Por Duvan Felipe Muñoz

En medio de los primeros y turbulentos días del 2021, menester atención se le ha asignado a la creación de los comités de revocatoria, compuestos por ciudadanos, quienes se han inscrito ante la Registraduría Nacional del Estado Civil y el Consejo Nacional Electoral, y que buscan dar por terminado el mandato que le confirieron a Alcaldes o Gobernadores.

Donde la insatisfacción ciudadana y el incumplimiento del programa de gobierno, son los motores de estas acciones democráticas.

Procesos que, en el transcurso de sus hitos históricos, han estado satanizados a los viudos de poder. Aunque, sean tan democráticos, y ampliamente protegidos por el ordenamiento jurídico colombiano, como el proceso de elección popular mismo.

En Cartagena, a fecha del 20 de enero del año en curso, se han inscrito DOS comités de revocatoria. Organizaciones, que demuestran un alto nivel de inconformismo y, a juicio, han de representar la necesidad imperante de contar con un burgomaestre que gobierne para todos, que ejecute planes de desarrollo coherente y fuertes. Que le apueste a la transformación que tanto se ha predicado, y que anhela urgentemente la sociedad cartagenera.

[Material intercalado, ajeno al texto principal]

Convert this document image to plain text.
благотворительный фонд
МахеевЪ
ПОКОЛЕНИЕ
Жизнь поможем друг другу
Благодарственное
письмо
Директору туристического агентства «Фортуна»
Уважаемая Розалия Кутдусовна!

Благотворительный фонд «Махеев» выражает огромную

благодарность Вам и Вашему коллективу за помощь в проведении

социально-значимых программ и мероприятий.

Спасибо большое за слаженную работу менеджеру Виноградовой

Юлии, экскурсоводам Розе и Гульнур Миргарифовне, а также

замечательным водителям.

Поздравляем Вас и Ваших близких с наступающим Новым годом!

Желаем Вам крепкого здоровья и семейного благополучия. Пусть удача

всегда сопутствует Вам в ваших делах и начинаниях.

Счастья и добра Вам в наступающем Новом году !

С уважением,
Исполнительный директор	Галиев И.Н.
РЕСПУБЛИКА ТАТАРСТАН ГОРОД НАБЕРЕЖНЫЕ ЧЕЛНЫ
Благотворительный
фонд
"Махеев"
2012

Tanto ha sido el reconocimiento democrático de este proceso, desde la Constitución de 1991, que nuestra Corte Constitucional en la Sentencia de Unificación SU-077 del 8 de agosto de 2018, ordenó a la Registraduría Nacional del Estado Civil y el Consejo Nacional Electoral, garantizar el derecho de información y defensa por intermedio de audiencia pública dentro del procedimiento de revocatoria del mandato. En tal sentido, estas instituciones, en ejercicio de sus funciones expiden la resolución 4073 del 16 de diciembre de 2020.

En este orden de ideas, el presente exige que se respete a cada comité, el ejercicio del artículo 40 de la C.N, “a participar en la conformación, ejercicio y control del poder político”, y que no sea encasillado a risas.

A los alcaldes o gobernadores sobre quienes recae la solicitud, que respeten la institucionalización democrática que gozan estas acciones, y que no la rediman a bodegas y mensajes que desvían la verdadera intención que le ha de asignar nuestra alta corte Constitucional.